KOLKATA: Political parties in the former Marxist citadel of West Bengal are of late recalling Hindu religious motifs to spread their views.
While Vishwa Hindu Parishad (VHP) plans to celebrate Janmashtami in the land of Chaitanya on September 2, after Ram Navami and
Hanuman Jayanti, for consolidation of the broader Hindu ‘samaj’, the ruling Trinamool and Left Front partners will be organising rakhi bandhan utsav across the state on August 26 to spread the message of communal harmony.
“Our party will be organising rakhi bandhan programmes across the state that day.

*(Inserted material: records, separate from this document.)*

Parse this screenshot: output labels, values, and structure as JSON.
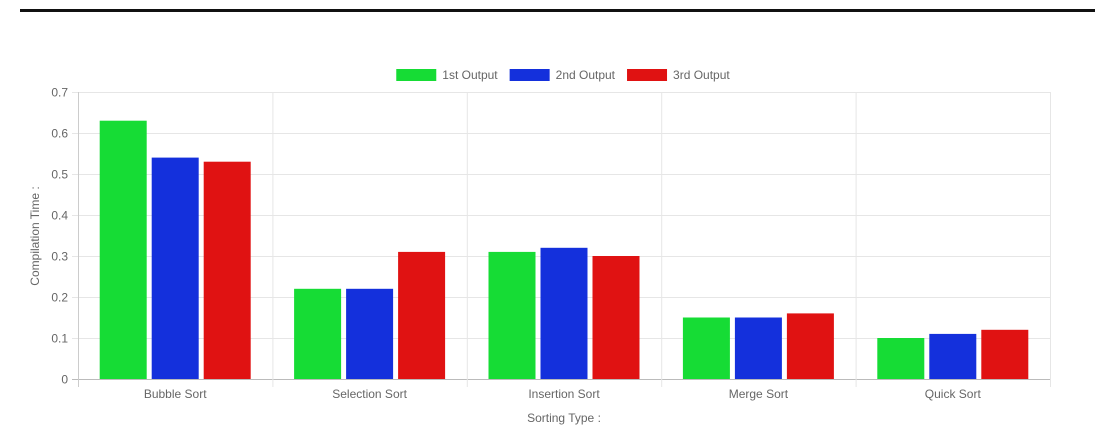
{
  "chart_data": {
    "type": "bar",
    "title": "",
    "xlabel": "Sorting Type :",
    "ylabel": "Compilation Time :",
    "ylim": [
      0,
      0.7
    ],
    "yticks": [
      "0",
      "0.1",
      "0.2",
      "0.3",
      "0.4",
      "0.5",
      "0.6",
      "0.7"
    ],
    "grid": true,
    "legend_position": "top-center",
    "categories": [
      "Bubble Sort",
      "Selection Sort",
      "Insertion Sort",
      "Merge Sort",
      "Quick Sort"
    ],
    "series": [
      {
        "name": "1st Output",
        "color": "#16dc35",
        "values": [
          0.63,
          0.22,
          0.31,
          0.15,
          0.1
        ]
      },
      {
        "name": "2nd Output",
        "color": "#1430dc",
        "values": [
          0.54,
          0.22,
          0.32,
          0.15,
          0.11
        ]
      },
      {
        "name": "3rd Output",
        "color": "#e01212",
        "values": [
          0.53,
          0.31,
          0.3,
          0.16,
          0.12
        ]
      }
    ]
  }
}
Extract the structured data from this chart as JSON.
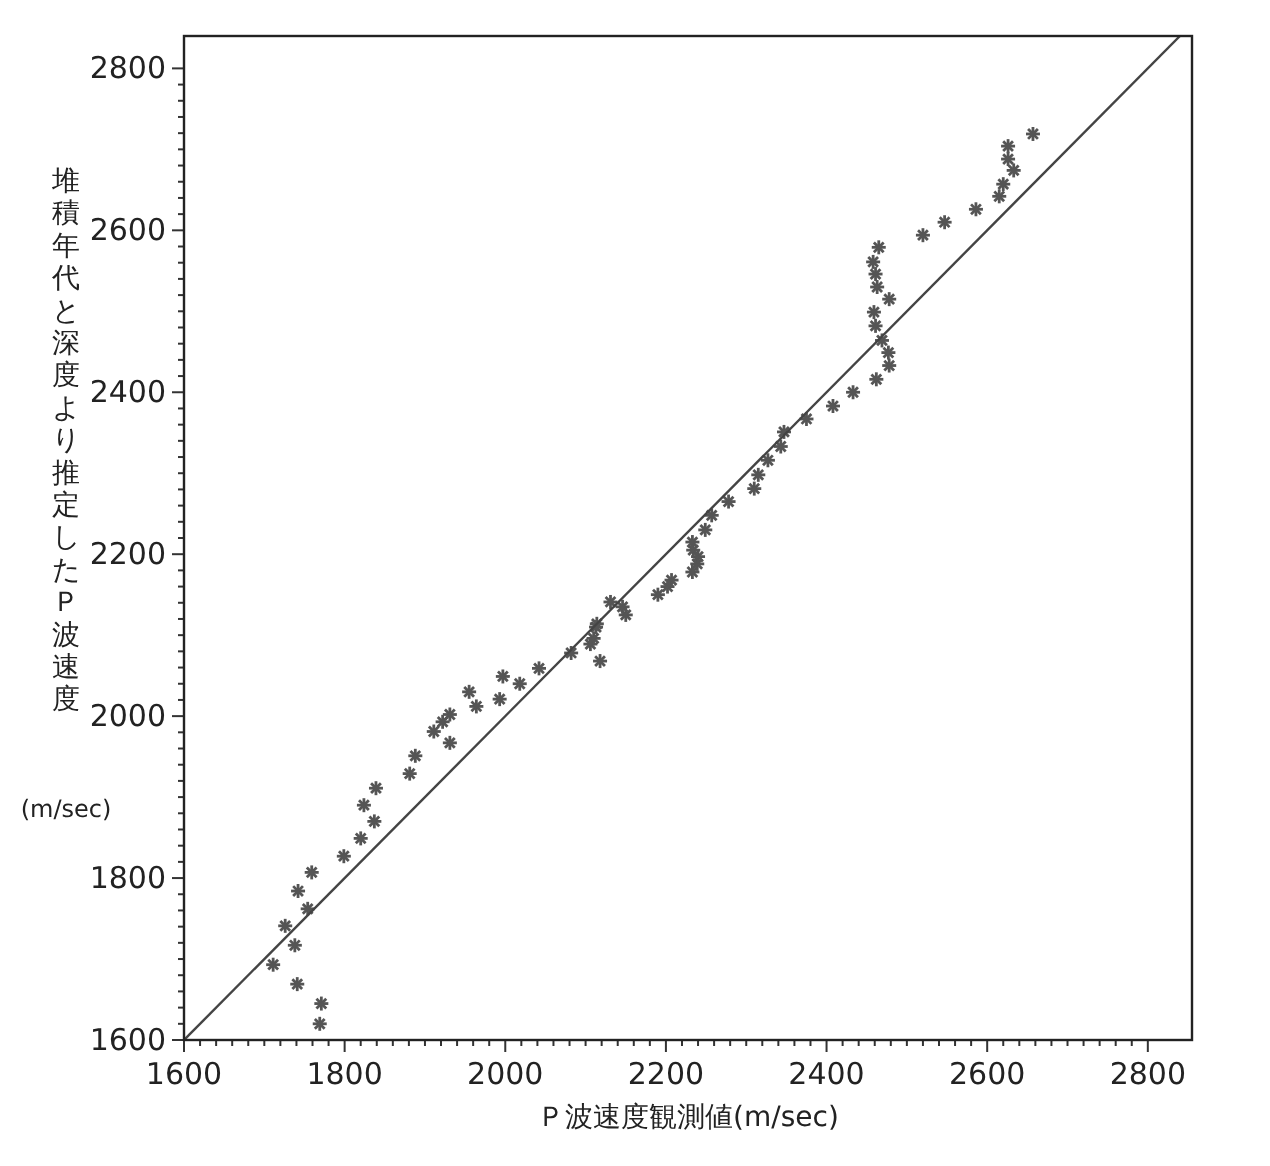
{
  "chart_data": {
    "type": "scatter",
    "xlabel": "Ｐ波速度観測値(m/sec)",
    "ylabel": "堆積年代と深度より推定したＰ波速度(m/sec)",
    "xlim": [
      1600,
      2855
    ],
    "ylim": [
      1600,
      2840
    ],
    "xticks": [
      1600,
      {
        "value": 1620,
        "label": null
      },
      {
        "value": 1640,
        "label": null
      },
      {
        "value": 1660,
        "label": null
      },
      {
        "value": 1680,
        "label": null
      },
      {
        "value": 1700,
        "label": null
      },
      {
        "value": 1720,
        "label": null
      },
      {
        "value": 1740,
        "label": null
      },
      {
        "value": 1760,
        "label": null
      },
      {
        "value": 1780,
        "label": null
      },
      1800,
      {
        "value": 1820,
        "label": null
      },
      {
        "value": 1840,
        "label": null
      },
      {
        "value": 1860,
        "label": null
      },
      {
        "value": 1880,
        "label": null
      },
      {
        "value": 1900,
        "label": null
      },
      {
        "value": 1920,
        "label": null
      },
      {
        "value": 1940,
        "label": null
      },
      {
        "value": 1960,
        "label": null
      },
      {
        "value": 1980,
        "label": null
      },
      2000,
      {
        "value": 2020,
        "label": null
      },
      {
        "value": 2040,
        "label": null
      },
      {
        "value": 2060,
        "label": null
      },
      {
        "value": 2080,
        "label": null
      },
      {
        "value": 2100,
        "label": null
      },
      {
        "value": 2120,
        "label": null
      },
      {
        "value": 2140,
        "label": null
      },
      {
        "value": 2160,
        "label": null
      },
      {
        "value": 2180,
        "label": null
      },
      2200,
      {
        "value": 2220,
        "label": null
      },
      {
        "value": 2240,
        "label": null
      },
      {
        "value": 2260,
        "label": null
      },
      {
        "value": 2280,
        "label": null
      },
      {
        "value": 2300,
        "label": null
      },
      {
        "value": 2320,
        "label": null
      },
      {
        "value": 2340,
        "label": null
      },
      {
        "value": 2360,
        "label": null
      },
      {
        "value": 2380,
        "label": null
      },
      2400,
      {
        "value": 2420,
        "label": null
      },
      {
        "value": 2440,
        "label": null
      },
      {
        "value": 2460,
        "label": null
      },
      {
        "value": 2480,
        "label": null
      },
      {
        "value": 2500,
        "label": null
      },
      {
        "value": 2520,
        "label": null
      },
      {
        "value": 2540,
        "label": null
      },
      {
        "value": 2560,
        "label": null
      },
      {
        "value": 2580,
        "label": null
      },
      2600,
      {
        "value": 2620,
        "label": null
      },
      {
        "value": 2640,
        "label": null
      },
      {
        "value": 2660,
        "label": null
      },
      {
        "value": 2680,
        "label": null
      },
      {
        "value": 2700,
        "label": null
      },
      {
        "value": 2720,
        "label": null
      },
      {
        "value": 2740,
        "label": null
      },
      {
        "value": 2760,
        "label": null
      },
      {
        "value": 2780,
        "label": null
      },
      2800
    ],
    "yticks": [
      1600,
      {
        "value": 1620,
        "label": null
      },
      {
        "value": 1640,
        "label": null
      },
      {
        "value": 1660,
        "label": null
      },
      {
        "value": 1680,
        "label": null
      },
      {
        "value": 1700,
        "label": null
      },
      {
        "value": 1720,
        "label": null
      },
      {
        "value": 1740,
        "label": null
      },
      {
        "value": 1760,
        "label": null
      },
      {
        "value": 1780,
        "label": null
      },
      1800,
      {
        "value": 1820,
        "label": null
      },
      {
        "value": 1840,
        "label": null
      },
      {
        "value": 1860,
        "label": null
      },
      {
        "value": 1880,
        "label": null
      },
      {
        "value": 1900,
        "label": null
      },
      {
        "value": 1920,
        "label": null
      },
      {
        "value": 1940,
        "label": null
      },
      {
        "value": 1960,
        "label": null
      },
      {
        "value": 1980,
        "label": null
      },
      2000,
      {
        "value": 2020,
        "label": null
      },
      {
        "value": 2040,
        "label": null
      },
      {
        "value": 2060,
        "label": null
      },
      {
        "value": 2080,
        "label": null
      },
      {
        "value": 2100,
        "label": null
      },
      {
        "value": 2120,
        "label": null
      },
      {
        "value": 2140,
        "label": null
      },
      {
        "value": 2160,
        "label": null
      },
      {
        "value": 2180,
        "label": null
      },
      2200,
      {
        "value": 2220,
        "label": null
      },
      {
        "value": 2240,
        "label": null
      },
      {
        "value": 2260,
        "label": null
      },
      {
        "value": 2280,
        "label": null
      },
      {
        "value": 2300,
        "label": null
      },
      {
        "value": 2320,
        "label": null
      },
      {
        "value": 2340,
        "label": null
      },
      {
        "value": 2360,
        "label": null
      },
      {
        "value": 2380,
        "label": null
      },
      2400,
      {
        "value": 2420,
        "label": null
      },
      {
        "value": 2440,
        "label": null
      },
      {
        "value": 2460,
        "label": null
      },
      {
        "value": 2480,
        "label": null
      },
      {
        "value": 2500,
        "label": null
      },
      {
        "value": 2520,
        "label": null
      },
      {
        "value": 2540,
        "label": null
      },
      {
        "value": 2560,
        "label": null
      },
      {
        "value": 2580,
        "label": null
      },
      2600,
      {
        "value": 2620,
        "label": null
      },
      {
        "value": 2640,
        "label": null
      },
      {
        "value": 2660,
        "label": null
      },
      {
        "value": 2680,
        "label": null
      },
      {
        "value": 2700,
        "label": null
      },
      {
        "value": 2720,
        "label": null
      },
      {
        "value": 2740,
        "label": null
      },
      {
        "value": 2760,
        "label": null
      },
      {
        "value": 2780,
        "label": null
      },
      2800
    ],
    "grid": false,
    "series": [
      {
        "marker": "cross",
        "color": "#555555",
        "x": [
          1711,
          1741,
          1738,
          1726,
          1754,
          1742,
          1759,
          1771,
          1769,
          1799,
          1820,
          1837,
          1824,
          1839,
          1881,
          1888,
          1911,
          1922,
          1931,
          1931,
          1955,
          1964,
          1997,
          1993,
          2018,
          2042,
          2082,
          2106,
          2110,
          2113,
          2114,
          2118,
          2131,
          2146,
          2150,
          2190,
          2202,
          2207,
          2233,
          2239,
          2240,
          2234,
          2233,
          2249,
          2257,
          2278,
          2310,
          2315,
          2327,
          2343,
          2347,
          2375,
          2408,
          2433,
          2462,
          2478,
          2477,
          2469,
          2461,
          2459,
          2478,
          2463,
          2461,
          2458,
          2465,
          2520,
          2547,
          2586,
          2615,
          2620,
          2633,
          2626,
          2626,
          2657
        ],
        "values": [
          1693,
          1669,
          1717,
          1741,
          1762,
          1784,
          1807,
          1645,
          1620,
          1827,
          1849,
          1870,
          1890,
          1911,
          1929,
          1951,
          1981,
          1993,
          2002,
          1967,
          2030,
          2012,
          2049,
          2021,
          2040,
          2059,
          2078,
          2089,
          2096,
          2110,
          2114,
          2068,
          2141,
          2135,
          2125,
          2150,
          2160,
          2168,
          2178,
          2188,
          2197,
          2205,
          2215,
          2230,
          2248,
          2265,
          2281,
          2298,
          2316,
          2333,
          2351,
          2367,
          2383,
          2400,
          2416,
          2433,
          2449,
          2464,
          2482,
          2499,
          2515,
          2530,
          2546,
          2561,
          2579,
          2594,
          2610,
          2626,
          2642,
          2657,
          2674,
          2688,
          2704,
          2719
        ]
      },
      {
        "type": "line",
        "marker": "none",
        "line_style": "solid",
        "color": "#444444",
        "x": [
          1600,
          2840
        ],
        "values": [
          1600,
          2840
        ]
      }
    ]
  }
}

We are taking the cue from Tagore, who had invoked rakhi bandhan in 1905 to inspire love and amity between Hindus and Muslims after the British divided Bengal, a province of British India then, on religious lines,” said Trinamool secretary general Partha Chatterjee.
Left Front, too, is taking up similar programmes that day. “Left mass organisations will be organising the programme at 20 places in the city. This is nothing new. Women and student-youth organisations have been doing it for years,” CPM
Kolkata district secretary Kallol Majumdar said. The programme, Majumdar added, had gained significance in the context of the bigotry being spread by BJP and its mass organisations to take Bengal back to 1905.
VHP, on the other hand, wants to make Janmashtami a social festival in Bengal. “We will take out religious rallies and offer prayers to Lord Krishna that day,” VHP spokesperson Sourish Mukherjee said. Asked if VHP would remember Lord Krishna as an administrator or offer prayers to Him as Bengal households observe the occasion (Radhakrishna leela), he said: “We will do it here following Bengal’s own traditions.”